Yani yıkılmaya yüz tutmuş evlerini biraz daha sağlam ve modern olarak kendi tapulu arazilerinde yaptılar. Tabi bu arada yöre güzelliğiyle çok tutuldu “turizm” etiketini de aldı. Sadece Türkiye’de değil, dünyaya adını ve güzelliğini duyurunca hemen bölgeyi sözde imar korumasına aldılar.
              
Fakat öyle bir koruma ki; yöre halkı yıkılan evine her çaktığı çividen neredeyse sorumlu tutuldu. Belli bir imar uygulaması yokken, plan yok, proje yok ve yıkılanı da yapmak, tamir etmek, tapulu arazilerine ev yapmaları dahi yasak.
             
Böyle bir durumda ne devlet yetkilileri ne de ilgili belediye, yaklaşık altmış yıldır bu duruma bir çözüm bulamadılar. Sorsan herkes yıkma taraftarı fakat yapalım diyen yok.
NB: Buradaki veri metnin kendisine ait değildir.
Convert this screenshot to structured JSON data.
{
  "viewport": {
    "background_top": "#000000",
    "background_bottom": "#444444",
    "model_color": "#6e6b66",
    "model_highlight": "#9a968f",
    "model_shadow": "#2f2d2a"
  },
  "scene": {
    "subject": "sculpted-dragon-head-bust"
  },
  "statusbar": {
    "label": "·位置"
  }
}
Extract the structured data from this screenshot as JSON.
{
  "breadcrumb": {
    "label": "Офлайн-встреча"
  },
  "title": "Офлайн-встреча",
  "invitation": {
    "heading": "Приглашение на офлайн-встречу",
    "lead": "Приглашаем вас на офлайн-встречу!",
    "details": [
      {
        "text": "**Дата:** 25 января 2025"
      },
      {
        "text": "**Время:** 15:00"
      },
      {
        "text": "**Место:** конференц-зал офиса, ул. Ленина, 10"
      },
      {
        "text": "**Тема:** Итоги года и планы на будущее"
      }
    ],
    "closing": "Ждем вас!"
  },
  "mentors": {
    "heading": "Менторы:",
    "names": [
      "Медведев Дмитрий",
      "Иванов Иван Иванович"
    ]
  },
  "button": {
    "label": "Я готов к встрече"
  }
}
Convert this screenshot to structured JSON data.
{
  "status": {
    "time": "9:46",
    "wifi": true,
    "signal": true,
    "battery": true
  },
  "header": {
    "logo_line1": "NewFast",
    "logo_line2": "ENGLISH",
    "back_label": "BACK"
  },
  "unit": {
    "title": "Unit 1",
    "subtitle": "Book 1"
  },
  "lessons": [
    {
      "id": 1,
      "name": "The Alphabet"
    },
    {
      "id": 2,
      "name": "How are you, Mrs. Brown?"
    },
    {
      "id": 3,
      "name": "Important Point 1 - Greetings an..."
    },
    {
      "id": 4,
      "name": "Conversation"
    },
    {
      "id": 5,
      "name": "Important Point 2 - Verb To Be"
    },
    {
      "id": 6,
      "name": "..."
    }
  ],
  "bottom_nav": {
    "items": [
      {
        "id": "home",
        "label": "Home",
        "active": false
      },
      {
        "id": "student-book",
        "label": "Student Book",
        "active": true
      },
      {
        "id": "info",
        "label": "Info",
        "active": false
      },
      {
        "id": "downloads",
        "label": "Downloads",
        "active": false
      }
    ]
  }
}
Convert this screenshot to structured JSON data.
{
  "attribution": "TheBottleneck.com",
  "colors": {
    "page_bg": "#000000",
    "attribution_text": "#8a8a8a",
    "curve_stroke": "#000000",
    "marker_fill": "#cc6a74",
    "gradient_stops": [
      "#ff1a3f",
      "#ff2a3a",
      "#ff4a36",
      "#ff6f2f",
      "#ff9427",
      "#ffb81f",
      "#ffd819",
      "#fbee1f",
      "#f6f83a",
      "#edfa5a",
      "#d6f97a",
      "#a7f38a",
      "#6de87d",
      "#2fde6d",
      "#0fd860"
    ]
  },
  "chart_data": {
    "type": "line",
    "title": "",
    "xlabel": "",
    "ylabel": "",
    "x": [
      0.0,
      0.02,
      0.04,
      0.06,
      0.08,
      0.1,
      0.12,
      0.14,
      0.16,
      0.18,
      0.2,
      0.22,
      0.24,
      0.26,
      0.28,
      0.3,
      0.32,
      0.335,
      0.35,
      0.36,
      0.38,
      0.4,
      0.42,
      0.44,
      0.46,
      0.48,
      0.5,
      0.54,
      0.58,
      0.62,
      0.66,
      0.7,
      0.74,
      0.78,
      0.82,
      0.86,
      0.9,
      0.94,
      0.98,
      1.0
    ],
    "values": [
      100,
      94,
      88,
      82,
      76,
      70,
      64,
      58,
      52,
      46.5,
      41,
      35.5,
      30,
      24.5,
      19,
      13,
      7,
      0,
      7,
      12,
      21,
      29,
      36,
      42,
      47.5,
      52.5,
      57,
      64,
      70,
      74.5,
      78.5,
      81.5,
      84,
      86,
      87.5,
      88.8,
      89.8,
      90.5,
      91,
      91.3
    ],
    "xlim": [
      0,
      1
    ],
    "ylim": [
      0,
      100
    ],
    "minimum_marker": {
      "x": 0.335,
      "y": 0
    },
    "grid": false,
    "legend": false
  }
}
Yörede doğup büyüyen, hayatını turizmden başka idame ettirecek alternatifi olmayan halkı düşünen yok!
              
Bütün bu olumsuz duruma karşılık adını bir marka olarak dünyaya duyuran Uzungöl’de şimdi yıkım yapmak doğru mu sizce? Yapmadan, yol göstermeden, plan proje ortaya koymadan yapılanları yıkmak hangi vicdana, hangi akla sığar?
              
Yıllardır hem turizmde zirve yapan, hem de yaşamlarını aynı anda sürdüren bu insanların önüne, kâh “sit alanı” , kâh “milli park “, kâh da “özel çevre” olarak engellemeler çıkardılar. Bunun yanında aynı anda bu insanlardan turizm adına daha çok kalite, daha çok konfor ve daha çok hizmet beklenildi, hem de ucuz tarafından.
             
Uzungöl’ün etrafını beton duvarlarla çeviren yetkililer, şimdilerde görüntüsünü bozmadan yaptıkları, tamir ettikleri yöre insanının kendi evlerini yıkmak istiyor. Başta yöre insanının barınması ve yöreye gelecek olan binlerce turistin nerede kalacağı ve ihtiyaçlarını nasıl karşılayacakları düşünülmeden onca masrafa girip yapılan bu yapıların yıkılmasını istiyorlar.
             
Yapmayın ağalar! Yıkmayın beyler! Bir yeri karalamadan önce biraz araştırın, düşünün derim. Yoksa bunun vebalinden kimse kurtulamaz, ne bu tarafta ne öteki tarafta. Kalıcı çözüm için orada yaşamını sürdürenlere önce bir sorun. Aman ha, plan yapmadan, proje üretmeden, çözüm sunmadan yıkmayın derim. Kulak verin bu sese, çığlık olmadan, iş işten geçmeden!